A Recursion Primer for Fools Like Me
After not programming for several years, I recently started relearning it as a student at Hack Reactor. Some techniques and ideas came back easier than others, but one of the hardest to wrap my head back around has been recursion.
It’s difficult to keep your head straight when dealing with multiple return values, variable changes over closure, and recursive function calls. That’s why I wrote this tutorial! Below, I’ve outlined the problem-solving process I follow for simple recursion problems, in pseudocode and in Javascript. If you’re unfamiliar with the concept of recursion, hopefully this can help you push through your problem set or project.
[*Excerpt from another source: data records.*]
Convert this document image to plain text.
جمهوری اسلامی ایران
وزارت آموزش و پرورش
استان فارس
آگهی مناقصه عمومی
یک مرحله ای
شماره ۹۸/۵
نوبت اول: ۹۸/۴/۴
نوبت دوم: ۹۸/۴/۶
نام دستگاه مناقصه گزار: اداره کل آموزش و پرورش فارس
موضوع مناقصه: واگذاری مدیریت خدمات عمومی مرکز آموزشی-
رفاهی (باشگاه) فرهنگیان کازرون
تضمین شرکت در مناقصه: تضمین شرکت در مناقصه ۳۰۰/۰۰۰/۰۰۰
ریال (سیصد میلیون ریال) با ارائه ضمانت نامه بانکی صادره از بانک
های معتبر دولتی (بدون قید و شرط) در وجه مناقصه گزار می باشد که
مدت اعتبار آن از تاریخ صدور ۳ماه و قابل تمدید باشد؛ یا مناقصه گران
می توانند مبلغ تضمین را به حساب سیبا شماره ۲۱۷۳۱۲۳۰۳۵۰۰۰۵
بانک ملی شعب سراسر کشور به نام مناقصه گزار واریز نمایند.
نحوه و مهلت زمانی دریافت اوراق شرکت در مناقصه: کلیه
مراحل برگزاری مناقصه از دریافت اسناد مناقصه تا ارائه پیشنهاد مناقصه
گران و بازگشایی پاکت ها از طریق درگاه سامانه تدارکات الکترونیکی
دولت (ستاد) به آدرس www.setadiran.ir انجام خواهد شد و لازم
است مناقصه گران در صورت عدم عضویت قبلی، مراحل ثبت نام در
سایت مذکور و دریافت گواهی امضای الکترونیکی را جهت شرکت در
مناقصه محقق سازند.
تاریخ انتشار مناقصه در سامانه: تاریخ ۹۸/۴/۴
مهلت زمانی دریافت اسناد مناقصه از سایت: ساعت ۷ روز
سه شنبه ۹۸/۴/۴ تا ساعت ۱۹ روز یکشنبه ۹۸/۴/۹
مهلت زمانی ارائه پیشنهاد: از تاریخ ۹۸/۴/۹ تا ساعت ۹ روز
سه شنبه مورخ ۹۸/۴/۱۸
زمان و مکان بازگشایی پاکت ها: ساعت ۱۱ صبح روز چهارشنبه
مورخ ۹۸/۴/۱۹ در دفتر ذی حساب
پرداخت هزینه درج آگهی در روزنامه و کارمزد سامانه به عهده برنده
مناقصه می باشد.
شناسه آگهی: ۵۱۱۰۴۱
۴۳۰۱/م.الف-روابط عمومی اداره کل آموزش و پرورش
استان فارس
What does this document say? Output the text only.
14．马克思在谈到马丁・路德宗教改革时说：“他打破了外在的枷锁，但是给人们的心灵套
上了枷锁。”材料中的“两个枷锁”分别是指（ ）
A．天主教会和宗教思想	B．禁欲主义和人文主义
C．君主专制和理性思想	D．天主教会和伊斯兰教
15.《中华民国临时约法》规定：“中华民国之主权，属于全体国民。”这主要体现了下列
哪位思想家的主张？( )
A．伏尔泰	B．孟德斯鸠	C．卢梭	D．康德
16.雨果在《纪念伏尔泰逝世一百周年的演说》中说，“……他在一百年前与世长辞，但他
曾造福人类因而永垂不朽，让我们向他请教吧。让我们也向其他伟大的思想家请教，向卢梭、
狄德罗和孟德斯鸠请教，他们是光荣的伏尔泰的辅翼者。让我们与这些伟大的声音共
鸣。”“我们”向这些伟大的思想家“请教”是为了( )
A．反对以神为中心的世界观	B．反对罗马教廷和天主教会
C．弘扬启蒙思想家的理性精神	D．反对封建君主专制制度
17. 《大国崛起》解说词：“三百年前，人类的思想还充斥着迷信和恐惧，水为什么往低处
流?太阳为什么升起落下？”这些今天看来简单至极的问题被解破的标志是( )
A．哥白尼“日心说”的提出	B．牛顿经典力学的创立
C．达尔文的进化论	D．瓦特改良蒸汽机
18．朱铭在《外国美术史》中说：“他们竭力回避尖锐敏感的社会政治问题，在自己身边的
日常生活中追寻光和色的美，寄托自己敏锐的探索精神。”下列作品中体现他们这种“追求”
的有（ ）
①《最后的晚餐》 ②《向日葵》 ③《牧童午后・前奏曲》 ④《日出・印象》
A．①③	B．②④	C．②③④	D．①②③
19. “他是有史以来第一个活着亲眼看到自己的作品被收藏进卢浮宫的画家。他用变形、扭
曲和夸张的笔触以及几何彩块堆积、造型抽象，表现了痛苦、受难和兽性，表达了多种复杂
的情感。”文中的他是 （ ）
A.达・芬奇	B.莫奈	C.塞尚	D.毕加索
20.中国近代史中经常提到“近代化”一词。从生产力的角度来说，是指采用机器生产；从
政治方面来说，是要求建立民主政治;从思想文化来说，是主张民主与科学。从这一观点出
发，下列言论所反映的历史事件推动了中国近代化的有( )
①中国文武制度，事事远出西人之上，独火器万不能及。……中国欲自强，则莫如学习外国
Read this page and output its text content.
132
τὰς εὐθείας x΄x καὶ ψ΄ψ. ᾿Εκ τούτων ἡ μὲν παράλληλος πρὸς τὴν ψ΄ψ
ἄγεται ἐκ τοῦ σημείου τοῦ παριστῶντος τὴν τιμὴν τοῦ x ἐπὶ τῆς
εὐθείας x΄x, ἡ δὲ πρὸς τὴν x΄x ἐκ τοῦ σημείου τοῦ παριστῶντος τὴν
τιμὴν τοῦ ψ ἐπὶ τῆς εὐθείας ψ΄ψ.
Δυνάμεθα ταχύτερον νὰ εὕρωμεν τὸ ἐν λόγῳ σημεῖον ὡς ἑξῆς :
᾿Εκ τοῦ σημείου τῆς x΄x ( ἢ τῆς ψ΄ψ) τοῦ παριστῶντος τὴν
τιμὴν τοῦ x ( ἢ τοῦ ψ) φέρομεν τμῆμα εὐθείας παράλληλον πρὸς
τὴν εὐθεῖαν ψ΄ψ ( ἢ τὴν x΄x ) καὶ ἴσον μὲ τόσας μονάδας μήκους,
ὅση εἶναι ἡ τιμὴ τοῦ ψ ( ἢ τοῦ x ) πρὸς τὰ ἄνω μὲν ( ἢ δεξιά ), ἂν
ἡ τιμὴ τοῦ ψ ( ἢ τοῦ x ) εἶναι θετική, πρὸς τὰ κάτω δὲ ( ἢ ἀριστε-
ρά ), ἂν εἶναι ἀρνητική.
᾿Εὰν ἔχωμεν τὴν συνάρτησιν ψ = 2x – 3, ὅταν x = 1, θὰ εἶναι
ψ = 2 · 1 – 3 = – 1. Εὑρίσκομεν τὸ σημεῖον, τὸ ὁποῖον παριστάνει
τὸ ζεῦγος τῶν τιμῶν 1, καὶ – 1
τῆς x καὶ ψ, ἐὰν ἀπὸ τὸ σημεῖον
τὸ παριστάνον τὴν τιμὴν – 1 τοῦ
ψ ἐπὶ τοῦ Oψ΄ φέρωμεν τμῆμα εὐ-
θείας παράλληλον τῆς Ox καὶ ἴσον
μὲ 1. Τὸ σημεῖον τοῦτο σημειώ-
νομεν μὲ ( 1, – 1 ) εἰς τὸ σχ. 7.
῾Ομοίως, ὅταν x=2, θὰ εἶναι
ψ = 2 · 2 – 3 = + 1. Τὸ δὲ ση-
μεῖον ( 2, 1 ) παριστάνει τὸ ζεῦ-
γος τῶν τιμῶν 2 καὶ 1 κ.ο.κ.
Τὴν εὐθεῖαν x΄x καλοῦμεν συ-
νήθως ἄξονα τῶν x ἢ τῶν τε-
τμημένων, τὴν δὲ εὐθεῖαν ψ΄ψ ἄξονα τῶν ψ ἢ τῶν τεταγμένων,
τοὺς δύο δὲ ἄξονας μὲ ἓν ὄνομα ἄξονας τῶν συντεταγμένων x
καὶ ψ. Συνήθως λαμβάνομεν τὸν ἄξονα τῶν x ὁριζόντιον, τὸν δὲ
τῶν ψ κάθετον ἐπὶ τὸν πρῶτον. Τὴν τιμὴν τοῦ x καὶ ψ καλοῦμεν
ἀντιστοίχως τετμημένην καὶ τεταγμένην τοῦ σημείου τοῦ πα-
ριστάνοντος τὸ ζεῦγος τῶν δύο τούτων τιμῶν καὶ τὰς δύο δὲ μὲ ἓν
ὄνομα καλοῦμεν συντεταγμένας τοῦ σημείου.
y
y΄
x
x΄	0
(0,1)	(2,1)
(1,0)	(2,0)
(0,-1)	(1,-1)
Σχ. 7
For example, let’s say we’re trying to write a recursive function that finds the digital root of an integer. In other words, it takes the digits of a number and adds them together. If that sum is one digit, we’re done. If that sum is more than one digit, it adds those digits together. If that new sum is one digit, we’re done. If that new sum is more than one digit, then it adds those new….
You get the idea.
var digitalRoot = function(n) {
//We'll problem-solve here.
};
Step 1: Identify the “base case” using trivial input.
First, we need to identify our “base case,” or the conditions under which our function doesn’t need to recurse. I think the easiest way to do this is to just run some really simple values through our function.
In this case, we know that our digitalRoot
function will take in an integer and put out an integer. We also know that the sum of digits for a single-digit number…is just itself. If we pass 1 into our function, we should just get 1. If we pass 2 into our function, we should just get 2. Let’s pseudocode it out.
var digitalRoot = function(n) {
// if n is a single-digit number
// return n
};
Step 2: Identify the recursive case.
By the inverse of our base case, we now know that: if n is any number with more than a single digit, we need to recurse. But exactly how are we going to recurse, and what are we going to pass into the function each time to get what we want? This is the tricky part.
var digitalRoot = function(n) {
// if n is a single-digit number
// return n
// else if n has more than one digit
//recursion here
};
Whenever I’m struggling to implement a function’s recursive case, I do exactly what we just did for the base case: I run a set of simple inputs through the function and observe how they change.
Step 3: Run trivial input through recursive case.
var digitalRoot = function(n) {
// if n is a single-digit number
// return n
// else if n has more than one digit
// digitalRoot(12) => 1+2 = 3
// digitalRoot(40) => 4+0 = 4
// digitalRoot(75) => 7+5 = 12 => digitalRoot(12) = 3
};
Hopefully, this is where we start to identify patterns. After writing it out like this, we can see start to see how it works: anytime n
has two digits or more, we need to call digitalRoot
on the sum of its digits. If we make it really explicit, it looks like this:
var digitalRoot = function(n) {
// if n is a single-digit number
// return n
// else if n has more than one digit
//return digitalRoot(sum of n's digits)// digitalRoot(12) => digitalRoot(3) = 3
// digitalRoot(40) => digitalRoot(4) = 4
// digitalRoot(75) => digitalRoot(12) => digitalRoot(3) = 3
};
Step 4: Consider any side constraints.
Now that we have the core of our function, what else do we need to get it to work? In this case, it’s taking the integer argument and accessing its individual digits so we can sum them. There are probably several ways to do this, but maybe the simplest is turning its digits into an array, then iterating over the array to sum the elements in it. JS has a built-in join
method that turns a string into an array, so maybe we should convert it to a string first too.
var digitalRoot = function(n) {
// if n is a single-digit number
// return n
// else if n has more than one digit
//make array of digits
//return digitalRoot(sum of n's digits)
};
Step 5: Convert pseudocode to real code.
var digitalRoot = function(n) {
if (n < 10) {
return n;
}
/*converts to a string, then to an array of chars, then to an
array of integers using the Number wrapper object*/
var str= n.toString();
var stringDigits = str.split("");
var digits = stringDigits.map(Number);
var sum = digits.reduce((a, b) => a + b);
return digitalRoot(sum);
};
We did it! Maybe we can refactor this to be more concise.
var digitalRoot = function(n) {
if (n < 10) {
return n;
}
var digits = n.toString().split("").map(Number)
var sum = digits.reduce((a, b) => a + b);
return digitalRoot(sum);
};
And more concise still . . .
function digitalRoot(n) {
return n < 10 ? n : digitalRoot(n.toString().split("").map(Number).reduce((a, b) => a + b));
}
Nice.
It should be noted that truly complex recursion problems may need a more nuanced or lengthy approach. I just wanted to write this as a resource I wish I had a month or two ago, when I was a beginner and absolutely lost on even simple recursion functions. If you’re new to programming or struggling to grasp recursion, hopefully this gave you some new ideas! Happy coding.